Implementing a Custom Protocol
The following example shows how to implement a fully functional custom device path node. The attribute registration ensures the class is resolved automatically when the library encounters (Hardware, 0x42) in a raw device path.
using System.IO;
using Unified.Firmware.BootService.Protocols;
// Register this class for automatic deserialization when
// a node with Type=Hardware, SubType=0x42 is encountered.
[DefineDevicePathProtocol(DeviceProtocolType.Hardware, 0x42)]
public sealed class MyCustomProtocol() : DevicePathProtocolBase(DeviceProtocolType.Hardware, 0x42)
{
/// <summary>A 32-bit identifier specific to this protocol.</summary>
public uint DeviceId { get; set; }
/// <summary>An 8-bit flags field.</summary>
public byte Flags { get; set; }
// 4 bytes (uint) + 1 byte (byte) = 5 bytes of payload
public override ushort GetSerializationDataLength() => 5;
public override void Deserialize(BinaryReader reader, ushort length)
{
DeviceId = reader.ReadUInt32();
Flags = reader.ReadByte();
}
public override void Serialize(BinaryWriter writer)
{
writer.Write(DeviceId);
writer.Write(Flags);
}
public override string ToString() => $"MyCustom(0x{DeviceId:X}, 0x{Flags:X})";
}
When the deserializer encounters a (Type, SubType) pair for which no [DefineDevicePathProtocol]-attributed class is registered, it falls back to RawMediaDevicePath.

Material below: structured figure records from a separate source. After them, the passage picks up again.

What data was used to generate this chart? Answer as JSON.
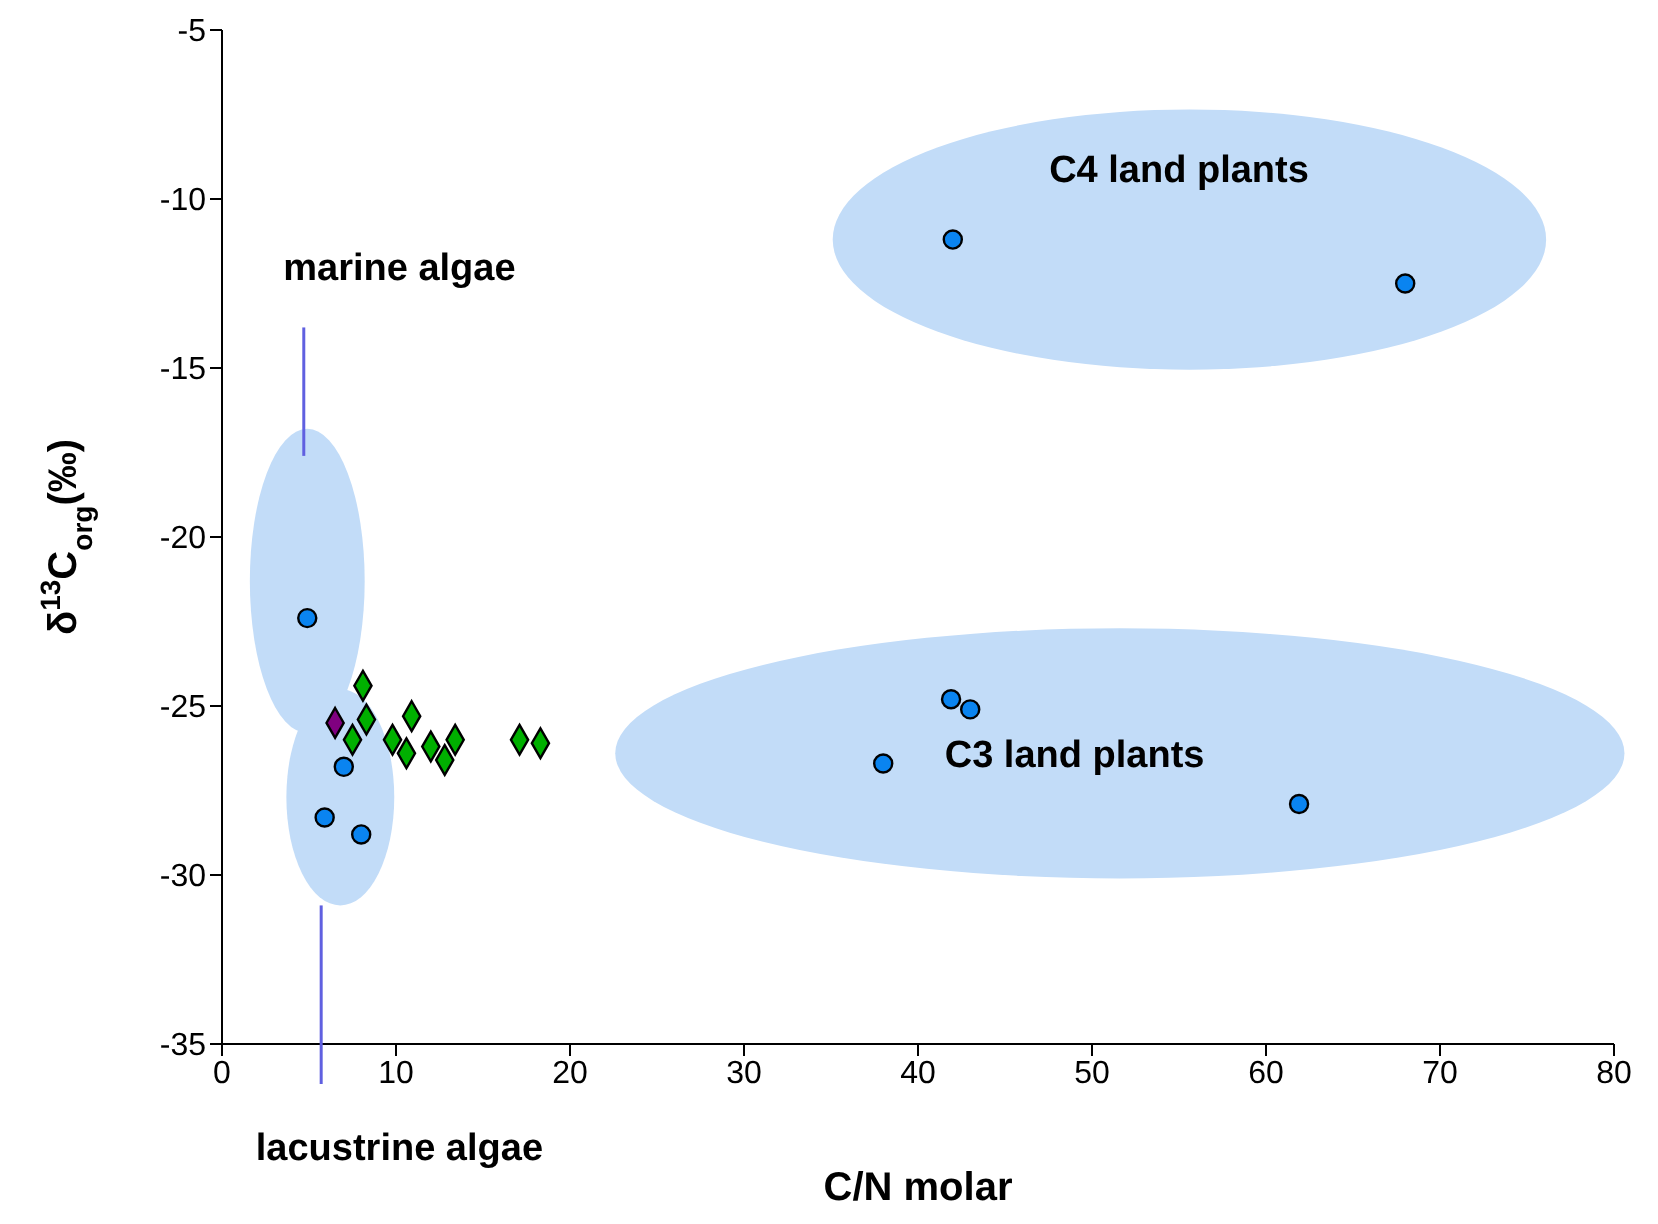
{
  "chart_data": {
    "type": "scatter",
    "xlabel": "C/N molar",
    "ylabel": "δ$^{13}$C$_{org}$(‰)",
    "xlim": [
      0,
      80
    ],
    "xticks": [
      0,
      10,
      20,
      30,
      40,
      50,
      60,
      70,
      80
    ],
    "ylim": [
      -35,
      -5
    ],
    "yticks": [
      -35,
      -30,
      -25,
      -20,
      -15,
      -10,
      -5
    ],
    "series": [
      {
        "color": "#0a84f0",
        "marker": "circle",
        "x": [
          4.9,
          7.0,
          5.9,
          8.0,
          42.0,
          68.0,
          41.9,
          43.0,
          38.0,
          61.9
        ],
        "values": [
          -22.4,
          -26.8,
          -28.3,
          -28.8,
          -11.2,
          -12.5,
          -24.8,
          -25.1,
          -26.7,
          -27.9
        ]
      },
      {
        "color": "#00b000",
        "marker": "diamond",
        "x": [
          8.1,
          8.3,
          7.5,
          9.8,
          10.9,
          10.6,
          12.0,
          13.4,
          12.8,
          17.1,
          18.3
        ],
        "values": [
          -24.4,
          -25.4,
          -26.0,
          -26.0,
          -25.3,
          -26.4,
          -26.2,
          -26.0,
          -26.6,
          -26.0,
          -26.1
        ]
      },
      {
        "color": "#800080",
        "marker": "diamond",
        "x": [
          6.5
        ],
        "values": [
          -25.5
        ]
      }
    ],
    "annotations": [
      "C4 land plants",
      "C3 land plants",
      "marine algae",
      "lacustrine algae"
    ]
  }
}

This concrete class stores the entire node payload as a raw byte[] in its ProtocolData property, preserving the binary content without any interpretation.
// Produced automatically during deserialization for unrecognized nodes.
// Can also be constructed explicitly from raw bytes:
var raw = new RawMediaDevicePath(
DeviceProtocolType.Hardware,
subType: 0xFF,
protocolData: new byte[] { 0x01, 0x02, 0x03 }
);
RawMediaDevicePath round-trips correctly through Serialize/Deserialize, so unrecognized nodes are never silently dropped when re-writing a device path back to firmware.
Every serialized device path node begins with a fixed 4-byte header that precedes the protocol data written by Serialize:| Offset | Size | Field | Description |
|---|
| 0 | 1 byte | Type | DeviceProtocolType value (e.g., 0x04 for Media). |
| 1 | 1 byte | SubType | Protocol-specific sub-type (e.g., 0x01 for Hard Drive). |
| 2–3 | 2 bytes | Length | Total node size in bytes, including this header (little-endian). Length = 4 + GetSerializationDataLength(). |
The value returned by GetSerializationDataLength() must therefore exclude these 4 header bytes.